FAQ

Q. What is drug addiction?

A. Addiction is defined as a chronic, relapsing brain disease that is characterized by compulsive drug seeking and use, despite harmful consequences. It is considered a brain disease because drugs change the brain—they change its structure and how it works. These brain changes can be long-lasting, and can lead to the harmful behaviors seen in people who abuse drugs.

Addiction is a lot like other diseases, such as heart disease, in that both disrupt the normal, healthy functioning of the underlying organ, have serious harmful consequences, and are preventable and treatable, but if left untreated, can last a lifetime.

The path to drug addiction begins with the voluntary act of taking drugs. But over time, a person’s ability to choose not to do so becomes compromised. Seeking and taking the drug becomes compulsive. This is mostly due to the effects of long-term drug exposure on brain function. Addiction affects parts of the brain involved in reward and motivation, learning and memory, and control over behavior.

Addiction is a disease that affects both the brain and behavior.

Q. Can drug addiction be treated?
A. Yes, but it’s not simple. Because addiction is a chronic disease, people can’t simply stop using drugs for a few days and be cured. Most patients need long-term or repeated care to stop using completely and recover their lives.

Addiction treatment must help the person do the following:

  • stop using drugs
  • stay drug-free
  • be productive in the family, at work, and in society

Q. What are the principles of effective treatment?
A. Based on scientific research since the mid-1970s, the following key principles should form the basis of any effective treatment program:

  • Addiction is a complex but treatable disease that affects brain function and behavior.
  • No single treatment is right for everyone.
  • People need to have quick access to treatment.
  • Effective treatment addresses all of the patient’s needs, not just his or her drug use.
  • Staying in treatment long enough is critical.
  • Counseling and other behavioral therapies are the most commonly used forms of treatment.
  • Medications are often an important part of treatment, especially when combined with behavioral therapies.
  • Treatment plans must be reviewed often and modified to fit the patient’s changing needs.
  • Treatment should address other possible mental disorders.
  • Medically assisted detoxification is only the first stage of treatment.
  • Treatment doesn’t need to be voluntary to be effective.
  • Drug use during treatment must be monitored continuously.
  • Treatment programs should test patients for HIV/AIDS, hepatitis B and C, tuberculosis, and other infectious diseases as well as teach them about steps they can take to reduce their risk of these illnesses.

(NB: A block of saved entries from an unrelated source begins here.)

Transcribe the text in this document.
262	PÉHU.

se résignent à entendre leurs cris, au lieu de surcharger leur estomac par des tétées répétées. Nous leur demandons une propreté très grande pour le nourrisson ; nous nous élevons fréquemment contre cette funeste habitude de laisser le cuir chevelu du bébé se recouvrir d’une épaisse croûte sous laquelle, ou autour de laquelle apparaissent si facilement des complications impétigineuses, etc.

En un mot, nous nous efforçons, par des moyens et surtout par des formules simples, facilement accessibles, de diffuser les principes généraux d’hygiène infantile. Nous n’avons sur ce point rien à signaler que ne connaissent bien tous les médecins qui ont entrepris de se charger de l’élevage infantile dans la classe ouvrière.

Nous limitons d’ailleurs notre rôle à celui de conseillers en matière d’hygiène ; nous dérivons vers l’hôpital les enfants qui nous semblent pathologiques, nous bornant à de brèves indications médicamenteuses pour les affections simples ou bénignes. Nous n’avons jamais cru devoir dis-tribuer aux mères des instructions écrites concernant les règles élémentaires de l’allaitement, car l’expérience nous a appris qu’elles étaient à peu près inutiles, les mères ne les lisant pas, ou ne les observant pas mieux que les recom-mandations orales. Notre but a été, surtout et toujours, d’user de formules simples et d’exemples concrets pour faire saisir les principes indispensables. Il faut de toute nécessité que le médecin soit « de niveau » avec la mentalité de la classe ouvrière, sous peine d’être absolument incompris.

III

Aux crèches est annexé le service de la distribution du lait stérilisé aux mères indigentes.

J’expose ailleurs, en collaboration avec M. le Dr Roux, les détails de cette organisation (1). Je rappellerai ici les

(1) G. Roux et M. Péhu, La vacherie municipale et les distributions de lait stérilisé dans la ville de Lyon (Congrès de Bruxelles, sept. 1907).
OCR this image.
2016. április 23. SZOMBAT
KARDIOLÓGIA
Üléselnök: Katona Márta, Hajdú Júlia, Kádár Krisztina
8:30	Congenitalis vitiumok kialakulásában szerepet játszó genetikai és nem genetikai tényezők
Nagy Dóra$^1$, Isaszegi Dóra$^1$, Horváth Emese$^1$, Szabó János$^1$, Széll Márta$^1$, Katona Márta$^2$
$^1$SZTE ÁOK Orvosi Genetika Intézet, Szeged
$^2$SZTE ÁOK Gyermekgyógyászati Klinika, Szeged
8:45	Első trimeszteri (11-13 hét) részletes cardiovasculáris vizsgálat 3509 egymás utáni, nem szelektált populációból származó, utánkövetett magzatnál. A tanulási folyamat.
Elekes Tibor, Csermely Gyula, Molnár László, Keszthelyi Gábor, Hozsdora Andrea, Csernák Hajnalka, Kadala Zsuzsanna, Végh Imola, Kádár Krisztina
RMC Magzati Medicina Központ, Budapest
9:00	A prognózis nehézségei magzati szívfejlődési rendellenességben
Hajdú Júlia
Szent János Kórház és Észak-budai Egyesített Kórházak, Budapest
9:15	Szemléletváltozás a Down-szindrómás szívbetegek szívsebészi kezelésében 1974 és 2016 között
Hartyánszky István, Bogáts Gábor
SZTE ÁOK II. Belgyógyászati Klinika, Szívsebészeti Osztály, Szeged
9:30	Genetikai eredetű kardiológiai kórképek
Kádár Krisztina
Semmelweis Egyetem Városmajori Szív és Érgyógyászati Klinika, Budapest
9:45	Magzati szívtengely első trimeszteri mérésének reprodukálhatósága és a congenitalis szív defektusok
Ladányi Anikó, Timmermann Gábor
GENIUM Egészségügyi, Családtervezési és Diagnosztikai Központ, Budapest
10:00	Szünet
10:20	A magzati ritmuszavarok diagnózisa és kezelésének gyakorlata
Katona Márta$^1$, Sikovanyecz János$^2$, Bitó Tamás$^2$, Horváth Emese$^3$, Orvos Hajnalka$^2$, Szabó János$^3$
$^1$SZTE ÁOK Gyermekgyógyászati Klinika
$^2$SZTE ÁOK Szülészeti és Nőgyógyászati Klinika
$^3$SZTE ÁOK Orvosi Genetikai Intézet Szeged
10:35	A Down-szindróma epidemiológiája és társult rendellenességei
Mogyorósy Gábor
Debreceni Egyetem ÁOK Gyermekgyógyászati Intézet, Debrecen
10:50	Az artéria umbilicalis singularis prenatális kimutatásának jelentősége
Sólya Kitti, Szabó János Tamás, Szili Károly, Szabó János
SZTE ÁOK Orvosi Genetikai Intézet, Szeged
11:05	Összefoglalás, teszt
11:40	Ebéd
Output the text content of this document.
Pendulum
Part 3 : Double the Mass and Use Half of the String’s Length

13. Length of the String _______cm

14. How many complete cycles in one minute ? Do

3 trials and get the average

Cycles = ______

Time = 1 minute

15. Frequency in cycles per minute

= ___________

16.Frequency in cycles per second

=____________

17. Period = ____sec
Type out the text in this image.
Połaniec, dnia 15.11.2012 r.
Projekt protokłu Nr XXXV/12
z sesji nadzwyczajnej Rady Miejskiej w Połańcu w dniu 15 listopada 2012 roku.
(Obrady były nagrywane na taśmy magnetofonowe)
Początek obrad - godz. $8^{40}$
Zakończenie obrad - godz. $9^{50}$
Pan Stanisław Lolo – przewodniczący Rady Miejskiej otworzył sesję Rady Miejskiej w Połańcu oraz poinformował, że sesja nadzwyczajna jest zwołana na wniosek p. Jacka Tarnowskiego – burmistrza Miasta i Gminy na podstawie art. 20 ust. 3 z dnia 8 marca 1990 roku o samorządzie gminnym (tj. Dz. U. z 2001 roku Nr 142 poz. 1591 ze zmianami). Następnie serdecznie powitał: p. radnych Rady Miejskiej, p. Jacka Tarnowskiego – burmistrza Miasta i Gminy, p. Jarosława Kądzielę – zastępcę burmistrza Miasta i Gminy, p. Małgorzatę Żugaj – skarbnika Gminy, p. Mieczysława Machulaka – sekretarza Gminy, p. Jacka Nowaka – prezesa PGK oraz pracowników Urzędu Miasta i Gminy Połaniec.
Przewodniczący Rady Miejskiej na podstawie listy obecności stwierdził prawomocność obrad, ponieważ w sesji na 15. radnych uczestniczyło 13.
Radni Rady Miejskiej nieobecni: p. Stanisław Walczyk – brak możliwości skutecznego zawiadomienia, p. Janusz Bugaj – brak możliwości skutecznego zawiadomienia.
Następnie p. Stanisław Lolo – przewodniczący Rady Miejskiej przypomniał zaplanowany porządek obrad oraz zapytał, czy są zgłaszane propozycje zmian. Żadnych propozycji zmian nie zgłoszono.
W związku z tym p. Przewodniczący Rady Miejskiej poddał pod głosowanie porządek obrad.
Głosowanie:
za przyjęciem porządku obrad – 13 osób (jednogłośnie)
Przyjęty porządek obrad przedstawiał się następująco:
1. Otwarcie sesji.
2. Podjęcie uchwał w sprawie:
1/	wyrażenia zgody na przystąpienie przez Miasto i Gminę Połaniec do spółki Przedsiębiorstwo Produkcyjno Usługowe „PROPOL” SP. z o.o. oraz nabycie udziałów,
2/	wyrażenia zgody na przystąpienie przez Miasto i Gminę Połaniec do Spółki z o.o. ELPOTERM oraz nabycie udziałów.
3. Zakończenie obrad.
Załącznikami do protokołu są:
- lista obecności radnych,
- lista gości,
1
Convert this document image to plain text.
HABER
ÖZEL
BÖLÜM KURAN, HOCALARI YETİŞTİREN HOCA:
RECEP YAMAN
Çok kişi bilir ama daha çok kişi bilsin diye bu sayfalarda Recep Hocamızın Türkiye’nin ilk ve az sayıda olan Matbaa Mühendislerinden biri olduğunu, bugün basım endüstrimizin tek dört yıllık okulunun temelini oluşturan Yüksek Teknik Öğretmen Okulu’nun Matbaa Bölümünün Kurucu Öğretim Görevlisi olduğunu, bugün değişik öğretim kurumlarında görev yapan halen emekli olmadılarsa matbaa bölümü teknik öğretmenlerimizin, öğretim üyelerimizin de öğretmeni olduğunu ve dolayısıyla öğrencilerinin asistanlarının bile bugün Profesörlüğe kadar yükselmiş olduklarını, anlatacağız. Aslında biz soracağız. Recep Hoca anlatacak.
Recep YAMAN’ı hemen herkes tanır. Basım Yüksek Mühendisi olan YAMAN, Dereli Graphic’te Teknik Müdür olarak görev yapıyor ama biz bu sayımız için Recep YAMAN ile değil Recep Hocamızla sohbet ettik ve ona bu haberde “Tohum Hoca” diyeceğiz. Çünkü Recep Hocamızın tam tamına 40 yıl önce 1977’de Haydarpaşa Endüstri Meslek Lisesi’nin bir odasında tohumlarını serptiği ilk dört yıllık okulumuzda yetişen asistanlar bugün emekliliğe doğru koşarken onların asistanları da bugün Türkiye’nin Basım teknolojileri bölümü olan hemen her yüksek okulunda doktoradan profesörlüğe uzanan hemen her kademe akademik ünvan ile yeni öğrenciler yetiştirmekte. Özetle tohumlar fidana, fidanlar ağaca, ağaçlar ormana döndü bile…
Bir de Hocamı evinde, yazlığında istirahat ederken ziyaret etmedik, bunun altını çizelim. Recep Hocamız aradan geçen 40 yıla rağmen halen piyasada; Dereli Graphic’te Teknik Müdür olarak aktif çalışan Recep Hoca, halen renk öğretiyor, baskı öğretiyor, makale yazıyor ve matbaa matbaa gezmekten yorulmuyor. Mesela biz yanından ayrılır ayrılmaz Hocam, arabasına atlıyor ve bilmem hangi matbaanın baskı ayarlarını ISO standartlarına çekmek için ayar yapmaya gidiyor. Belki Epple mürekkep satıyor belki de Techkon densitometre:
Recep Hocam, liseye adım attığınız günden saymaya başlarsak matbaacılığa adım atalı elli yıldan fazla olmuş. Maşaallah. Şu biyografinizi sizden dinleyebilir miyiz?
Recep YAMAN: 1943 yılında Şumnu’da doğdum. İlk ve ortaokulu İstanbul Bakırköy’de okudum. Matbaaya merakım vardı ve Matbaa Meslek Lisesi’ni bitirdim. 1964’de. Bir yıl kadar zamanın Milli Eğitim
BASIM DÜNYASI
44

Q.  How are medications used in drug addiction treatment?
A.  Medications can be used to manage withdrawal symptoms, prevent relapse, and treat co-occurring conditions.

Withdrawal. Medications help suppress withdrawal symptoms during detoxification. Detoxification is not in itself “treatment,” but only the first step in the process. Patients who do not receive any further treatment after detoxification usually resume their drug use. One study of treatment facilities found that medications were used in almost 80 percent of detoxifications (SAMHSA, 2014).

Relapse prevention. Patients can use medications to help re-establish normal brain function and decrease cravings. Medications are available for treatment of opioid (heroin, prescription pain relievers), tobacco (nicotine), and alcohol addiction. Scientists are developing other medications to treat stimulant (cocaine, methamphetamine) and cannabis (marijuana) addiction. People who use more than one drug, which is very common, need treatment for all of the substances they use.

Q.  What Kind of treatment services are offered through IOP’s?

A.  We offer intensive outpatient treatment services which include a wide variety of programs for patients. Most of the programs involve individual or group drug counseling, or both. These programs typically offer forms of behavioral therapy such as:

  • cognitive-behavioral therapy, which helps patients recognize, avoid, and cope with the situations in which they are most likely to use drugs
  • multidimensional family therapy—developed for adolescents with drug abuse problems as well as their families—which addresses a range of influences on their drug abuse patterns and is designed to improve overall family functioning
  • motivational interviewing, which makes the most of people’s readiness to change their behavior and enter treatment
  • motivational incentives (contingency management), which uses positive reinforcement to encourage abstinence from drugs
  • Treatment is sometimes intensive at first, where patients attend multiple outpatient sessions each week. After completing intensive treatment, patients transition to regular outpatient treatment, which meets less often and for fewer hours per week to help sustain their recovery.